In this paper On prime ideals of Lie algebras, the author proved this theorem:
Let $P$ be an ideal of $L$. Then the following conditions are equivalent:
(i) $P$ is a prime ideal of $L$.
(ii) If $[a,\left\langle b^{L}\right\rangle] \subseteq P$ for $a, b \in L$, then either $a \in P$ or $b \in P$.
(iii) If $[a, H] \subseteq P$ for $a \in L$ and an ideal $H$ of $L$, then either $a \in P$ or $H \subseteq P$.
(i) $\Rightarrow$ (ii). For each $a \in \mathcal{L}$
$$\left\langle a^L \right\rangle= \sum_{i=0}^\infty V_i \qquad \textit{where} \qquad V_0 = (a) \qquad \textit{and} \qquad V_i = \big[\ldots\big[(a),\underbrace{L\big],\ldots,}_i\ L\big].$$
My question is I how can prove that $\sum_{i=0}^\infty V_i$ is an ideal of $L$ and the smallest ideal containing $a$.
i.e
$$\left\langle a^L \right\rangle= \sum_{i=0}^\infty V_i$$
My attempt:
For each $a \in L$, $\langle a^L \rangle$ is defined to be the smallest ideal of $L$ containing $a$. It must contain $a$, and all its scalar multiples, i.e. the $1$-dimensional $F$-vector subspace $(a) := F a \subset \langle a^L \rangle$. But if it contains $(a)$, then (by definition of ideal) it must also contain $[(a),L]$, and hence $[[(a),L],L]$, etc. Because it is a $F$-vector space it must contain their sum.

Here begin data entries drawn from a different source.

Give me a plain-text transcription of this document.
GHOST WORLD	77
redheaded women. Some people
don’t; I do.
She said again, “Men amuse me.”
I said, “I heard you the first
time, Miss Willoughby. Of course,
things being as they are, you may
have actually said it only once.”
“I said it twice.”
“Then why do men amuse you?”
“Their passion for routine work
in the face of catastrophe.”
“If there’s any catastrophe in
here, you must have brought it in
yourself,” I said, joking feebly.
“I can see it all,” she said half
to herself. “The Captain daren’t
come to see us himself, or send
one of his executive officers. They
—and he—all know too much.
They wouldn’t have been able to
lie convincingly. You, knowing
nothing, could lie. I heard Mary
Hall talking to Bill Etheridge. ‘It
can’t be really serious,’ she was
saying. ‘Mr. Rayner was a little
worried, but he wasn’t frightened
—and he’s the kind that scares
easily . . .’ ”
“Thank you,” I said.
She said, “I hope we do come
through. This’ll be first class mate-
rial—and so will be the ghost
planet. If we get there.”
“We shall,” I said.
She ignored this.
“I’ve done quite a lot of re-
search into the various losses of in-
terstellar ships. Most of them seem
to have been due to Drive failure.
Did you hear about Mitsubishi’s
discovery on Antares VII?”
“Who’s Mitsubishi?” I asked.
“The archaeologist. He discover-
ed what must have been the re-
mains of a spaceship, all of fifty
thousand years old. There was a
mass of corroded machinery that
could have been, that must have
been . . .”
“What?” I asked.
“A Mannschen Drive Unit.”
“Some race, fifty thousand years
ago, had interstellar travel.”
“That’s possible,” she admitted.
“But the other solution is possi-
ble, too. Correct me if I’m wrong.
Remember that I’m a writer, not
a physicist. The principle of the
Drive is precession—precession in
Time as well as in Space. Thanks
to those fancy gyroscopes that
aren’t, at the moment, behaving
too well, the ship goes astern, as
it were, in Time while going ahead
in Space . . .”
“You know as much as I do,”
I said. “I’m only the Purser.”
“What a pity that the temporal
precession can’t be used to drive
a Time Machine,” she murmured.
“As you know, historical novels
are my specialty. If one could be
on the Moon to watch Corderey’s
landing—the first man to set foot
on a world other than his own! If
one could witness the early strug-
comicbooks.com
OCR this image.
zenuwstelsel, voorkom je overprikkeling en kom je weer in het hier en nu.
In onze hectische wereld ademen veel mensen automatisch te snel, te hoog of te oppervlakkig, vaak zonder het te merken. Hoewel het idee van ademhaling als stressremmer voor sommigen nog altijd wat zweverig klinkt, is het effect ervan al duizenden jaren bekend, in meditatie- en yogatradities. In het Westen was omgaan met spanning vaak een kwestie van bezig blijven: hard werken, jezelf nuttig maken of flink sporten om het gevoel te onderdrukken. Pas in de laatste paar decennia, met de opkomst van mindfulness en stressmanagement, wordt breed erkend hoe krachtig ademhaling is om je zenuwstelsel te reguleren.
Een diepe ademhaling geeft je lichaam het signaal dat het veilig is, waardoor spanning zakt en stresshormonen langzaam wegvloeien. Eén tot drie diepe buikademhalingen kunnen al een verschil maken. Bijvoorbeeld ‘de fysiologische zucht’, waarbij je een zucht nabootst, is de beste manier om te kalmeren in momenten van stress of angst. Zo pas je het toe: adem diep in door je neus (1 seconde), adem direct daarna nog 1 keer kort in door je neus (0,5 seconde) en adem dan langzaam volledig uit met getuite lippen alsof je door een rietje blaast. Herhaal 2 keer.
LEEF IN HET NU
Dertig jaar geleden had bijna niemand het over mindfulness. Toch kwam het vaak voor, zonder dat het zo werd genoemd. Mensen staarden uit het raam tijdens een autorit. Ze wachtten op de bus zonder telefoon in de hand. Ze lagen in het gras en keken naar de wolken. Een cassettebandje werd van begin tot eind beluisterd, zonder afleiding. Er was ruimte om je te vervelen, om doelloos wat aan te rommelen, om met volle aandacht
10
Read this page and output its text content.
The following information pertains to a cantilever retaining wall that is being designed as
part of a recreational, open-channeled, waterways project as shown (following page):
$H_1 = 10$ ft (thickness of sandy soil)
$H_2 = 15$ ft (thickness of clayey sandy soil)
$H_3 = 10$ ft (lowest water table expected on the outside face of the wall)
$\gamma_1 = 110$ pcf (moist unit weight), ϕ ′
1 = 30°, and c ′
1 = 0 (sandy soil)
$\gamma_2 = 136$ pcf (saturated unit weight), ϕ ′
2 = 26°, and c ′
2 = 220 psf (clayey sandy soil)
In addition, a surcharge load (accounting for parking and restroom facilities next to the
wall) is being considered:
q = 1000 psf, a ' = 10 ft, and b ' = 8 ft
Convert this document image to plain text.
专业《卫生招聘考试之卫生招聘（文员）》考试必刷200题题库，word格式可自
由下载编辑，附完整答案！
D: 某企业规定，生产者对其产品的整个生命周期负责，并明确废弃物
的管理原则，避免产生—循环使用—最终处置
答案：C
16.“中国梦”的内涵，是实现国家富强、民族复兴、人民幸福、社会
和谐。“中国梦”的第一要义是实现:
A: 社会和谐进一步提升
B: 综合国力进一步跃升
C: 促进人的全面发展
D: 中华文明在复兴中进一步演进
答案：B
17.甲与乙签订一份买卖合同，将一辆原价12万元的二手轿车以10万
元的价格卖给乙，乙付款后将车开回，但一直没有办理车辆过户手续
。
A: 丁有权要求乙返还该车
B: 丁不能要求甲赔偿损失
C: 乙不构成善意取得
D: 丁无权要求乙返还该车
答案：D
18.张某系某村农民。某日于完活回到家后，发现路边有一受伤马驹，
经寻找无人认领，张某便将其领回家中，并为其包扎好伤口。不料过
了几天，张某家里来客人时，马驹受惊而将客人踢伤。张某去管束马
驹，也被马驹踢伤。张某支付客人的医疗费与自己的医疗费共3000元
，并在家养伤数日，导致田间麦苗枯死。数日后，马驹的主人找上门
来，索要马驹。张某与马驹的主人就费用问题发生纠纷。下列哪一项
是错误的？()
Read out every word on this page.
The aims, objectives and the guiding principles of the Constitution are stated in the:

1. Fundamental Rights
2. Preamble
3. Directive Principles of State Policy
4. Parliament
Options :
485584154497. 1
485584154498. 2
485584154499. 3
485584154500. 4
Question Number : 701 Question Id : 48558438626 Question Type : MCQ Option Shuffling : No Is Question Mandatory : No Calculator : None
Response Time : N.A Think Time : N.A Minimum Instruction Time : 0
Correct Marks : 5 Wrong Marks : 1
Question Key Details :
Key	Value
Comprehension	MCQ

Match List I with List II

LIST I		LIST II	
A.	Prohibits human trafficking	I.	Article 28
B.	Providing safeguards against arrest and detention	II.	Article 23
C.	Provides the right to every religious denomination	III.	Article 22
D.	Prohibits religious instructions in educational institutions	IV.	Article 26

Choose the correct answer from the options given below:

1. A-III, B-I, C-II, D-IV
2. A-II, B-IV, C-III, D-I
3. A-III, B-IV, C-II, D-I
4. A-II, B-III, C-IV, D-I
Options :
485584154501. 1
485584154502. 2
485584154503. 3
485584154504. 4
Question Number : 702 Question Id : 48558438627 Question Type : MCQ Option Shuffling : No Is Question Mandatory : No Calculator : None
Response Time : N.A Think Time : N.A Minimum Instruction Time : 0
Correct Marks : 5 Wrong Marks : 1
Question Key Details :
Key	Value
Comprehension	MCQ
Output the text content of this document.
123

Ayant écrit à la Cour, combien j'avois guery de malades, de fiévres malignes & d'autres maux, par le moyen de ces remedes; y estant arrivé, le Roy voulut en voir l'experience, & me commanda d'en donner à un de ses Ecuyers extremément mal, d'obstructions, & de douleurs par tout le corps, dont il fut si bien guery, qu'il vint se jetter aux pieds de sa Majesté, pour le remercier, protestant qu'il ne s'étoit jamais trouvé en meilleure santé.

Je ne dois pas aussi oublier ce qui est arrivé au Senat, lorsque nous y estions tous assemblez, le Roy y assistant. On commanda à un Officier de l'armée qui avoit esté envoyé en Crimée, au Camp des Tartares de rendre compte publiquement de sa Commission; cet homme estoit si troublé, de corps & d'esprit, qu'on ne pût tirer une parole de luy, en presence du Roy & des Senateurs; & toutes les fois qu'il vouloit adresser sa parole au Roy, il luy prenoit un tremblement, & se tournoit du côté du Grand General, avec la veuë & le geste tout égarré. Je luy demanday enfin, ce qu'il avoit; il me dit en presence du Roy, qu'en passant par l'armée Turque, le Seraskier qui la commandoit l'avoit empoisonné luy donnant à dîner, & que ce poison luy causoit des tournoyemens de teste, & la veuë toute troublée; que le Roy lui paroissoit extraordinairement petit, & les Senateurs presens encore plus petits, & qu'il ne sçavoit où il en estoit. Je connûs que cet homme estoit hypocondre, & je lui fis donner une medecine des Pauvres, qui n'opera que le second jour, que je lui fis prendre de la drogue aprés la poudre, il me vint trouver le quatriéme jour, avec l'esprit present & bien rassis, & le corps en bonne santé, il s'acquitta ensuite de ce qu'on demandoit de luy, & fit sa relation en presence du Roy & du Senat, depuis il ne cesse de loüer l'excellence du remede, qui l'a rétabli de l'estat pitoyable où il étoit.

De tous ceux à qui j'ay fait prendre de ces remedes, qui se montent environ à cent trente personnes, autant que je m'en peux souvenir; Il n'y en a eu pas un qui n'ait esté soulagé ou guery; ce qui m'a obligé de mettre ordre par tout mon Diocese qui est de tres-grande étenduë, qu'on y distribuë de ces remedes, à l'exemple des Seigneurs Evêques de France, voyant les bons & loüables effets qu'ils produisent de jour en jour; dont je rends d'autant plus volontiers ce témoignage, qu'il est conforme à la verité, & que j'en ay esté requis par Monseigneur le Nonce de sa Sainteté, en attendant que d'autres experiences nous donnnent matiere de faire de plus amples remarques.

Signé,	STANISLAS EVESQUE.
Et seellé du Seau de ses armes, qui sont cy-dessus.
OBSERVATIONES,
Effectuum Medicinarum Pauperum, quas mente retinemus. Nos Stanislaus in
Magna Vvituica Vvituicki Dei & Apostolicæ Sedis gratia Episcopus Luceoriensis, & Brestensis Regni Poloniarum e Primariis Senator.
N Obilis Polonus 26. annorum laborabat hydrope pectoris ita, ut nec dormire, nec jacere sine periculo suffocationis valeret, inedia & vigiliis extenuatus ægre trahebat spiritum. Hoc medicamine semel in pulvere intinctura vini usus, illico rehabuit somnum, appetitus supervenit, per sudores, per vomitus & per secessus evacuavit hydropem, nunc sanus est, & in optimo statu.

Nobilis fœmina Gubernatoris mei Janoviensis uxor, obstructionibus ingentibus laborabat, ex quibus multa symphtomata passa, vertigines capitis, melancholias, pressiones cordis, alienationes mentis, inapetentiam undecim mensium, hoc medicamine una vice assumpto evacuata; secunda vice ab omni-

Therefore, $$\left\langle a^L \right\rangle \supseteq \sum_{i=0}^\infty V_i$$
Conversely, Let $x \in \sum_{i=0}^\infty V_i$ and $y \in L$, then $x \in (a)+[(a),L]+[[(a),L],L]+...$.
Thus $[x,y] \in [(a),L]+[[(a),L],L]+...$.
Therefore, $[x,y] \in \sum_{i=0}^\infty V_i$, hence $\sum_{i=0}^\infty V_i$ is an ideal containing $a$, so it contains $\left\langle a^L \right\rangle$.
Your proof of both inclusions looks good to me. To be very precise, one could make it clear that all actual sums in that infinite sum are actually finite, and mention that $\sum V_i$ is (of course) also a sub-vector space, but I would accept it as written.